Brown adipose tissue (BAT) is responsible for the production of heat, which is due to the uncoupling of electron transport in ATP synthesis by uncoupling protein 1. ELOVL6 causes a decrease in the expression of mitochondrial electron transport chain components and a decrease in BAT heat production capacity. Tan et al. showed that ELOVL6 is a thermoregulatory gene in BAT, and ELOVL6 is essential for the complete heat generation of brown adipose tissue.

Figure 1. Brown adipose tissue thermogenic capacity is regulated by elovl6. (Tan, et al. 2015)

ELOVL6 gene and fatty acid metabolism

Ma et al. studied the regulation mechanism of miRNA on ELOVL6 gene expression, and found that it is widely expressed in many tissues, especially in kidney and liver tissues. They also found that the chicken ELOVL6 gene is affected by miR-22-3P to control chicken liver lipid metabolism. Some scholars knocked out the mouse ELOVL6 gene and found that the fatty acid desaturation index in fat cells decreased significantly, and the content of linoleic acid in the liver and lung of mice also decreased significantly, indicating that knocking out the mouse ELOVL6 gene results in the uptake of exogenous long-chain fatty acids and a significant reduction in linoleic acid in adipocytes.

ELOVL6 gene and nonalcoholic steatohepatitis (NASH)

Free fatty acids (FFA) are key factors in the induction of fatty acid degeneration and lipid toxicity, and are closely related to NASH. The ELOVL6 gene is a metabolite of FFA. Some scholars have studied the enhancement of liver regenerative factor (ALR) and found that reducing ELOVL6 gene can promote lipid reduction and anti-apoptosis, and ALR can increase mitochondrial β-oxidation by increasing mitochondrial free fatty acid transporter CPT1a. In patients with NASH, the expression of ELOVL6 gene in the liver is positively correlated with the degree of liver degeneration. The overexpression of ELOVL6 gene can aggravate steatohepatitis and liver damage, which is caused by NASH.

ELOVL6 gene and insulin resistance

The ELOVL6 gene can exert its role in obesity-induced insulin resistance by modifying monounsaturated fatty acids.

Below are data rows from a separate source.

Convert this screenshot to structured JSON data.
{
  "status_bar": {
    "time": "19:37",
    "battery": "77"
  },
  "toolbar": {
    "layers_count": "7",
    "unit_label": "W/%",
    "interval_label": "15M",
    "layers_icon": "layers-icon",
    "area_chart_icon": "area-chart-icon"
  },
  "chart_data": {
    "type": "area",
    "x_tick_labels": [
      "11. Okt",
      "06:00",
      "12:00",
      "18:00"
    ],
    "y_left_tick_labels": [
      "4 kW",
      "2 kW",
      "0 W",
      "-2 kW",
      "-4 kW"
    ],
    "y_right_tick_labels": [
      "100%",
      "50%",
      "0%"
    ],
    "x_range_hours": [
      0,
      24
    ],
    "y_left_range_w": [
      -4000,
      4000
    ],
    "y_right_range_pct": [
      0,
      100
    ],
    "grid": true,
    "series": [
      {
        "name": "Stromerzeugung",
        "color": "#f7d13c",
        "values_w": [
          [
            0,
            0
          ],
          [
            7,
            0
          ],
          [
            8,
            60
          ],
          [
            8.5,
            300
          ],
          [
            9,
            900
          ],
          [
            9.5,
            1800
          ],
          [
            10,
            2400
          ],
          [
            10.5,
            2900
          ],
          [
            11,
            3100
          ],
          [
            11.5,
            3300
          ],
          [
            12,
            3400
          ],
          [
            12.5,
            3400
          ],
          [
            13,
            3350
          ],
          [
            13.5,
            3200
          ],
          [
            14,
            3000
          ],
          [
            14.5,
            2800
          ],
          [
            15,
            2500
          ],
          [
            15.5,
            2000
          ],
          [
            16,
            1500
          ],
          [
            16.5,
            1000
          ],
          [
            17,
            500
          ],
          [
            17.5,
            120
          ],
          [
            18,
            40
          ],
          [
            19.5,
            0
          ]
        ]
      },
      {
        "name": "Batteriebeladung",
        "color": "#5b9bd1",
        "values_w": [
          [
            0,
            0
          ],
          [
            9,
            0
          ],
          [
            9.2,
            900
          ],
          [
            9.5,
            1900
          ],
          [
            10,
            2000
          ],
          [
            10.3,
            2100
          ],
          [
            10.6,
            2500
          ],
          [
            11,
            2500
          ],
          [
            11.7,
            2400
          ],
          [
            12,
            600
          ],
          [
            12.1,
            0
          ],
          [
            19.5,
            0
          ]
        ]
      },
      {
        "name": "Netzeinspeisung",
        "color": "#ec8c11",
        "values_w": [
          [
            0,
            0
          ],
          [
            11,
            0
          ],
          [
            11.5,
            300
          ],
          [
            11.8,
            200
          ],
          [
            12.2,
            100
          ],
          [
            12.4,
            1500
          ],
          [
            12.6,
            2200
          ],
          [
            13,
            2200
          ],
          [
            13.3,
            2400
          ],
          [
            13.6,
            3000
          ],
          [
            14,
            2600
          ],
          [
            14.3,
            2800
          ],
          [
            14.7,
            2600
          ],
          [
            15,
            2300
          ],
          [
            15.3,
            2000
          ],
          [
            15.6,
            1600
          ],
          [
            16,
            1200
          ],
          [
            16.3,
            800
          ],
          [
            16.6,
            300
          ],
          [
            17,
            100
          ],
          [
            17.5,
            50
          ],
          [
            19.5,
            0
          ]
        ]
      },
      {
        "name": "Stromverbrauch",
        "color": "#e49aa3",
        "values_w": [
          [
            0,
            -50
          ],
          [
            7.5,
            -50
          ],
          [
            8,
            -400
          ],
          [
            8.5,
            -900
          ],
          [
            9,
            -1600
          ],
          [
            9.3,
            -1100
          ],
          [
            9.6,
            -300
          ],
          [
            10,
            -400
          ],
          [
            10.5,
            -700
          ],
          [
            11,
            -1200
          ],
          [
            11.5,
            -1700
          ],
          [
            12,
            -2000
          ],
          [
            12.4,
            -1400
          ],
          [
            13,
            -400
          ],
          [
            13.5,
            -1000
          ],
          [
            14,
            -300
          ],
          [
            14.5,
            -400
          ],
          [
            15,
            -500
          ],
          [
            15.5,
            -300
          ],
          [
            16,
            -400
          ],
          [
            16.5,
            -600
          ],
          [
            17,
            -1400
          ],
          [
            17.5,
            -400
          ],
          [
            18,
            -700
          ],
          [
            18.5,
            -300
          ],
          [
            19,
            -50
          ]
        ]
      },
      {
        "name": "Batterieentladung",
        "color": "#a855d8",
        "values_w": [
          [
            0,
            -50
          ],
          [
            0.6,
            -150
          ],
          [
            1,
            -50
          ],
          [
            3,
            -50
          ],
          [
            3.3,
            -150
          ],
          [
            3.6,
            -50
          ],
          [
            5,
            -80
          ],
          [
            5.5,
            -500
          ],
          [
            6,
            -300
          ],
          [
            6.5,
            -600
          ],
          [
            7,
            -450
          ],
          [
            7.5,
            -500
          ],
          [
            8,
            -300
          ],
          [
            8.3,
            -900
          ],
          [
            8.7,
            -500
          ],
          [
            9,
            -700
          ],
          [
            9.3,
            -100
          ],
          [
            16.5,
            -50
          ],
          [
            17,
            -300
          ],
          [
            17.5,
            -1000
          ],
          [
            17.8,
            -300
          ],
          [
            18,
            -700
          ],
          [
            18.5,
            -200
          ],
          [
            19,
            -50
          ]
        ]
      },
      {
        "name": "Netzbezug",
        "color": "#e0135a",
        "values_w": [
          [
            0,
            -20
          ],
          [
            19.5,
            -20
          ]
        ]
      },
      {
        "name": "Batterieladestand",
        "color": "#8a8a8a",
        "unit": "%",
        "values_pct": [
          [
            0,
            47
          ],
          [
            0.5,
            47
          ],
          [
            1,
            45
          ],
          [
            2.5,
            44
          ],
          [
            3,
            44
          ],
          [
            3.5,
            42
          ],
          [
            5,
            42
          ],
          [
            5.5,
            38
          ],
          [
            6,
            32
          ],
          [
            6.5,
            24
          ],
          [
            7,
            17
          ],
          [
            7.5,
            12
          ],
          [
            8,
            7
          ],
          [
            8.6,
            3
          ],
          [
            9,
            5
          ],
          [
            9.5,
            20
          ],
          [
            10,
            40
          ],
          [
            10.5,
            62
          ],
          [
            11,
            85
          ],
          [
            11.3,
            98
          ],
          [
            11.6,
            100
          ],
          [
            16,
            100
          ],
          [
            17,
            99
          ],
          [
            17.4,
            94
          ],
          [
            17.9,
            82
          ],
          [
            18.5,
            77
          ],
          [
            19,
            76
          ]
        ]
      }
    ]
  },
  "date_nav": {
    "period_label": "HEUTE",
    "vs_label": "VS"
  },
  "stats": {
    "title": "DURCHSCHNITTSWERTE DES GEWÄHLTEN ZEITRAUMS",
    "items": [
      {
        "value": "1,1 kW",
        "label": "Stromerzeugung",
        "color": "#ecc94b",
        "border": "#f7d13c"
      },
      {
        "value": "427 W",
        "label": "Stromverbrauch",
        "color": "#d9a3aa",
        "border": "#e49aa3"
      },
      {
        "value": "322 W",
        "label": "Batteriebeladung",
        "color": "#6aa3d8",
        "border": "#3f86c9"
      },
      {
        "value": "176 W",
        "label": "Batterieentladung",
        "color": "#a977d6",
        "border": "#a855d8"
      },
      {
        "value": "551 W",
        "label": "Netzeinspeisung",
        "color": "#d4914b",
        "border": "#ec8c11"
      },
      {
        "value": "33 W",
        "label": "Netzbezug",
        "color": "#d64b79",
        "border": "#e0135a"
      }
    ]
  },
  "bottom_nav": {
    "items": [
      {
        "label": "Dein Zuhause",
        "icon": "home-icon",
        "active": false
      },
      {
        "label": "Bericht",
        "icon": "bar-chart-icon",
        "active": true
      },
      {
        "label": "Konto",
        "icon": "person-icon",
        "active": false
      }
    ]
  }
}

Zhao et al. found that β-cells in mice are significantly increased, apoptosis is reduced, insulin adaptability is increased, and glycemic control is improved by ELOVL6 gene knockout in leptin receptor-deficient mice, indicating that the ELOVL6 gene is a key factor in the association of abnormalities in lipid metabolism with beta cell dysfunction, insulin inflammation, and beta cell apoptosis. High-energy diets were given to mice that knocked out the ELOVL6 gene. It was found that although mice showed obesity and liver fat deposition, they could prevent insulin resistance. The main reason is that the knockout of the ELOVL6 gene causes a decrease in the expression of the peroxidase-activated receptor and the sterol regulatory element binding protein 1c in the body, resulting in a decrease in fatty acid synthesis. Moreover, decreased expression of the sterol regulatory element binding protein 1c is a major factor leading to an increase in the amount of insulin receptor substrate and phosphorylation.


  1. Tan, C. Y., Virtue, S., Bidault, G., Dale, M., Hagen, R., & Griffin, J. L., et al. (2015). Brown adipose tissue thermogenic capacity is regulated by elovl6. Cell Reports, 13(10), 2039-2047.
  2. Ma, Z., Li, H., Zheng, H., Jiang, K., Yan, F., & Tian, Y., et al. (2017). Hepatic elovl6 mrna is regulated by the gga-mir-22-3p in egg-laying hen. Gene, 623.
  3. Zhao, H., Matsuzaka, T., Nakano, Y., Motomura, K., Tang, N., & Yokoo, T., et al. (2017). Elovl6 deficiency improves glycemic control in diabetic db/db mice by expanding β-cell mass and increasing insulin secretory capacity. Diabetes, 66(7), db161277.